My fiancée is a senior tech consultant at a big 4 firm and I can say with the utmost confidence that they have zero ability to actually build things. I specifically watched her project manage a multi-million dollar product for a client. Clueless. Consultants are good, organized, hard-working people but they are not technical in the ways most on HN are. And the outsourced dev teams they hire at bottom dollar will just never deliver anything of quality.
I'm a former tech consulting manager at one of the B4 and my experience is that the types of multi-million dollar software projects that they get involved in are lose-lose situations from the start. They are always high-profile, huge projects that a ton of executives, salespeople, etc all have their hands in, and everyone is fully aware that the delivered product is going to be a steaming bureacratic pile of shit with a never-ending list of feature requests and bugs, no matter who they hire. Then they hire Deloitte/IBM/Accenture because Deloitte/IBM/Accenture are so big that they are the only companies that will knowingly take on a losing project as long as they get paid handsomely for it.
And if the project is gonna be a loser anyway, why would you waste your best people on it instead of the C-stringers from your offshored development center? At my B4, the major multi-million dollar government projects like that were basically the company graveyard where you were staffed when literally no other project would take you.
For the actually successful and typically much smaller software projects, we actually had a subsidiary company with a much better reputation that would handle the design and development instead of our offshore dev centers.
What is the solution? How can these huge systems be developed economically and correctly? These government agencies don't have the technical experience to hire and manage their own software developers and, from what people say, the big consulting firms don't either and/or they don't care. But a smaller firm that might be able to deliver a working solution would be seen as "too risky" to be awarded a big government contract when compared to a large, well-known consulting firm.
Why does the government not have more than a handful of people at 18F? Do they think computers are a fad that will go away? Government should be staffed to accomplish its mission, and the mission requires software. 18F should have tens of thousands of permanent employees.
Often the fix is not to build a huge project. For some of these failures they're trying to migrate from a paper system to something as automated as possible in a single step.
Incremental improvements are almost always possible. People have set up websites to submit paperwork where the forms just send an email or trigger a print job when submitted. It's an improvement over mail and faxes.

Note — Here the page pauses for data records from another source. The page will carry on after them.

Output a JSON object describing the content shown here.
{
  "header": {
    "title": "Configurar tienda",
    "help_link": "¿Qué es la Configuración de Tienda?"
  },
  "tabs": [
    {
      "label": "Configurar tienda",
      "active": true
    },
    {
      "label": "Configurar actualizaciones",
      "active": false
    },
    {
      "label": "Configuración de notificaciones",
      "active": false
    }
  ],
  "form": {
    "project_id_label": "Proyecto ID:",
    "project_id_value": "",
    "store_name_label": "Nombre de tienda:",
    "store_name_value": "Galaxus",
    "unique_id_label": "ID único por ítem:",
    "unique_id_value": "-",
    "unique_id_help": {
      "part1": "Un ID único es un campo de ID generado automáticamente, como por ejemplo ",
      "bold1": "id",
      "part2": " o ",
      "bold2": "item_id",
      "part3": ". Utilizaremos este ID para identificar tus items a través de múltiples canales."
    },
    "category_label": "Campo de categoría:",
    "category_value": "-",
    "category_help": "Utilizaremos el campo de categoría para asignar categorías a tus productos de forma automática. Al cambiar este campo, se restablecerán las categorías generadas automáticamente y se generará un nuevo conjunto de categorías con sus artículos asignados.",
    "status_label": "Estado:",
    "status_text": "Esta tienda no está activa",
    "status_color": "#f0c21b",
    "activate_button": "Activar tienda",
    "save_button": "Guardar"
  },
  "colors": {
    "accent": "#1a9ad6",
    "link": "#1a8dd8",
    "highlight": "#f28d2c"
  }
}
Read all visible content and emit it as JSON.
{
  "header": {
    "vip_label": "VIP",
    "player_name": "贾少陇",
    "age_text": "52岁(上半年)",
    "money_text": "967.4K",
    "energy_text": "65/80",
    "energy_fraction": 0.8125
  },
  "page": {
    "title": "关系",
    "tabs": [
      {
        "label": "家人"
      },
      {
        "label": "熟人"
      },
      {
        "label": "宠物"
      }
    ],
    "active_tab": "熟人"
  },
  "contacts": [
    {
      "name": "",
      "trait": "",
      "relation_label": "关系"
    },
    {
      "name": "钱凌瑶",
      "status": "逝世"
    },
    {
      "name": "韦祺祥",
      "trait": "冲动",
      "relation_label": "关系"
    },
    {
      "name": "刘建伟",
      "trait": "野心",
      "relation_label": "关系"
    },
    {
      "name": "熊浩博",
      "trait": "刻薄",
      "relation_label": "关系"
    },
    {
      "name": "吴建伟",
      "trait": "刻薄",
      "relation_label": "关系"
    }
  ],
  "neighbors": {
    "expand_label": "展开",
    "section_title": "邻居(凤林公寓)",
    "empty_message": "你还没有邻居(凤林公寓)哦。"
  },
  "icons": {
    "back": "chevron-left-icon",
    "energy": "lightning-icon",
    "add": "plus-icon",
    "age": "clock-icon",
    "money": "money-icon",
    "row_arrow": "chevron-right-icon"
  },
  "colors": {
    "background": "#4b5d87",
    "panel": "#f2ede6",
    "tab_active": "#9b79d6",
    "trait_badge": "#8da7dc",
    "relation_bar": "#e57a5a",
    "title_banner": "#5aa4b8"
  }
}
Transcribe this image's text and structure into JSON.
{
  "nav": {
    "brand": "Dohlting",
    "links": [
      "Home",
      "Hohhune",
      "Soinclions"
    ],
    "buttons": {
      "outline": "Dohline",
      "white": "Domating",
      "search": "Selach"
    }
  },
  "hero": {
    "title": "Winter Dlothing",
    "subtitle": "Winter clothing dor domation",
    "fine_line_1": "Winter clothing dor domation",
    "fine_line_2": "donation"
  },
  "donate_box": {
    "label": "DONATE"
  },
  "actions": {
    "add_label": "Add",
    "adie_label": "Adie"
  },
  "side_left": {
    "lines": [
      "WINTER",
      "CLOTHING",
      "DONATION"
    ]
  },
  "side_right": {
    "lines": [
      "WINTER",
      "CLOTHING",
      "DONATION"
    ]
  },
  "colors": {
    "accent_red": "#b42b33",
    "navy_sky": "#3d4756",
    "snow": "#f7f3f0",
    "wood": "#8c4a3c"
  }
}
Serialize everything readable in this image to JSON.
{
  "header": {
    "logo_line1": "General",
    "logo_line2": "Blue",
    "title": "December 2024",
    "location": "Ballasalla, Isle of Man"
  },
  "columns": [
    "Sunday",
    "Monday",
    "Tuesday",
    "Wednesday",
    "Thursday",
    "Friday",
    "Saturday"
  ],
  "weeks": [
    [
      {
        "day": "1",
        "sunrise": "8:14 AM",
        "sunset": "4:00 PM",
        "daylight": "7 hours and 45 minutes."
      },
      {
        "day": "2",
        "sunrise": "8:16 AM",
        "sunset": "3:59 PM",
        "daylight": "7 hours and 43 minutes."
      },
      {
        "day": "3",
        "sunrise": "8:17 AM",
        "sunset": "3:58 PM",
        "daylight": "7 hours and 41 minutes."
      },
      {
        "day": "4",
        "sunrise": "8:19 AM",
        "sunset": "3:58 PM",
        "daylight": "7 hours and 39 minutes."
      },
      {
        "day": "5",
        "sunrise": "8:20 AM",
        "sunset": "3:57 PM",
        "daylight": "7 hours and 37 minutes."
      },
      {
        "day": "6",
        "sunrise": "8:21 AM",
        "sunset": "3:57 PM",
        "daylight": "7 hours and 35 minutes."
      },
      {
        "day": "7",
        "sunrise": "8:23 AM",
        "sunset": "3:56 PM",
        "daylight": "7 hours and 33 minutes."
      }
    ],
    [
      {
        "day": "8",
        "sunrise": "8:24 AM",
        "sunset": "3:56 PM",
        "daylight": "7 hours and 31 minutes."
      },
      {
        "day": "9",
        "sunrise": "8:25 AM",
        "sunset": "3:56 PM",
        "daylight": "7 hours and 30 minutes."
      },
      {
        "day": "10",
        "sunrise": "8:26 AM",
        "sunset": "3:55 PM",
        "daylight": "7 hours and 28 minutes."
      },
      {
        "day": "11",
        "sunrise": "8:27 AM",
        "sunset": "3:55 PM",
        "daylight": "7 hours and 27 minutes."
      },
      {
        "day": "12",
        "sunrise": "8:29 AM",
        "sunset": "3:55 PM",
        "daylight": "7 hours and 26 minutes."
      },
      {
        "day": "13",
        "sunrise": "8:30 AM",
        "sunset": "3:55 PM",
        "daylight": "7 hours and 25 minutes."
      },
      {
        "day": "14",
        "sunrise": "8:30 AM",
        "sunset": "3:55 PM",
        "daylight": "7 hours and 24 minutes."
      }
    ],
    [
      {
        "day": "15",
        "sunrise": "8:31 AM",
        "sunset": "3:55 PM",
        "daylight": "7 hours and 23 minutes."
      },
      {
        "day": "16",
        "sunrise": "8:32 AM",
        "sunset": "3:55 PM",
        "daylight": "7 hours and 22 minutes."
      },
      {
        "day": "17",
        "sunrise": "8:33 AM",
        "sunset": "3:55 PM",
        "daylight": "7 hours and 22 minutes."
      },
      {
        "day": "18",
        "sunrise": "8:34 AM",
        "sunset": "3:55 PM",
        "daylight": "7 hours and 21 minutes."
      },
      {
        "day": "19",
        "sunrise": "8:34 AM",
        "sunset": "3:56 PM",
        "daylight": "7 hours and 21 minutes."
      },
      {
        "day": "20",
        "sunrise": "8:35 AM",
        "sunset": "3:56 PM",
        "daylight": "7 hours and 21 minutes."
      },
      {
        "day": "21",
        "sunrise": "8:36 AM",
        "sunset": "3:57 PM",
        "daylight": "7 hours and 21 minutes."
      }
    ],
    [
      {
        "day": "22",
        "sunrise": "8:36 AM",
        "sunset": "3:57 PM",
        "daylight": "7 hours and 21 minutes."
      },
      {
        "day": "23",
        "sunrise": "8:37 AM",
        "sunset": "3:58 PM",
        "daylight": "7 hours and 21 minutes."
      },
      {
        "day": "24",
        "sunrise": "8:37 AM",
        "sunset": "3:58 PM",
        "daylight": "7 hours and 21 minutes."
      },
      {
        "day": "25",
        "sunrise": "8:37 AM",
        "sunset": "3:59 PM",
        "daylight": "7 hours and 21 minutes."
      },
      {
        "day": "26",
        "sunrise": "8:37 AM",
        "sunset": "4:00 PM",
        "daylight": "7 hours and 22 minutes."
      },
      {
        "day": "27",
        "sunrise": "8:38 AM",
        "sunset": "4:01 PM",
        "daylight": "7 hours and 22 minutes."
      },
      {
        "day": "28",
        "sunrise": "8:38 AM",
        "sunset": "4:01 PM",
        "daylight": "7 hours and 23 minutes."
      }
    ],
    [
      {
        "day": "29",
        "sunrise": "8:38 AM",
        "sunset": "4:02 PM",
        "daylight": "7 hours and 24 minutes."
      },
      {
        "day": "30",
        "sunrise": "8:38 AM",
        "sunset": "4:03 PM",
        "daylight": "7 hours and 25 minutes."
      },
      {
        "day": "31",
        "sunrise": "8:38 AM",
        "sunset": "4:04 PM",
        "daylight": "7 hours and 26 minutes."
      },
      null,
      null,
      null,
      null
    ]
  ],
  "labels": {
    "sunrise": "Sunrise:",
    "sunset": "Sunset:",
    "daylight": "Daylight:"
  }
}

The solution is that we stop pretending that large projects are a good idea, that technology for the connected world is set-and-forget and having a ton of layers of people is a good idea. Because none of those things help.
Model the system as objects without writing code. Get the methods and properties accepted without writing code. Write a suite of tests for the model. Implement code.
That’s how complex systems don’t have to feel like monoliths.
I used to work for one consultant company like these.
There were many smart people who had crazy startup ideas and technical ability to handle the projects.
Problem was just that they were very expensive, so consultant company used them to field the projects. They'd send them with a masterbullshiter who would take clues from these tech smart folks and bullshit his way to impress the promoters and get the project.
After that the technical team and bullshiter will try to get another project, so it's not same people who are bidding and winning Vs one who are delivering project at the end.
Tech smart and bullshiter are used for fielding project (these cost a lot of money), while subservient and low tech skills and low awareness people are used for delivering actual project.
And there you said it - outsourced. It takes exceptionally good project managers and tech leads to develop a successful product using offshored labor. And from most situations I've experienced or read about, there are very few such managers/leads.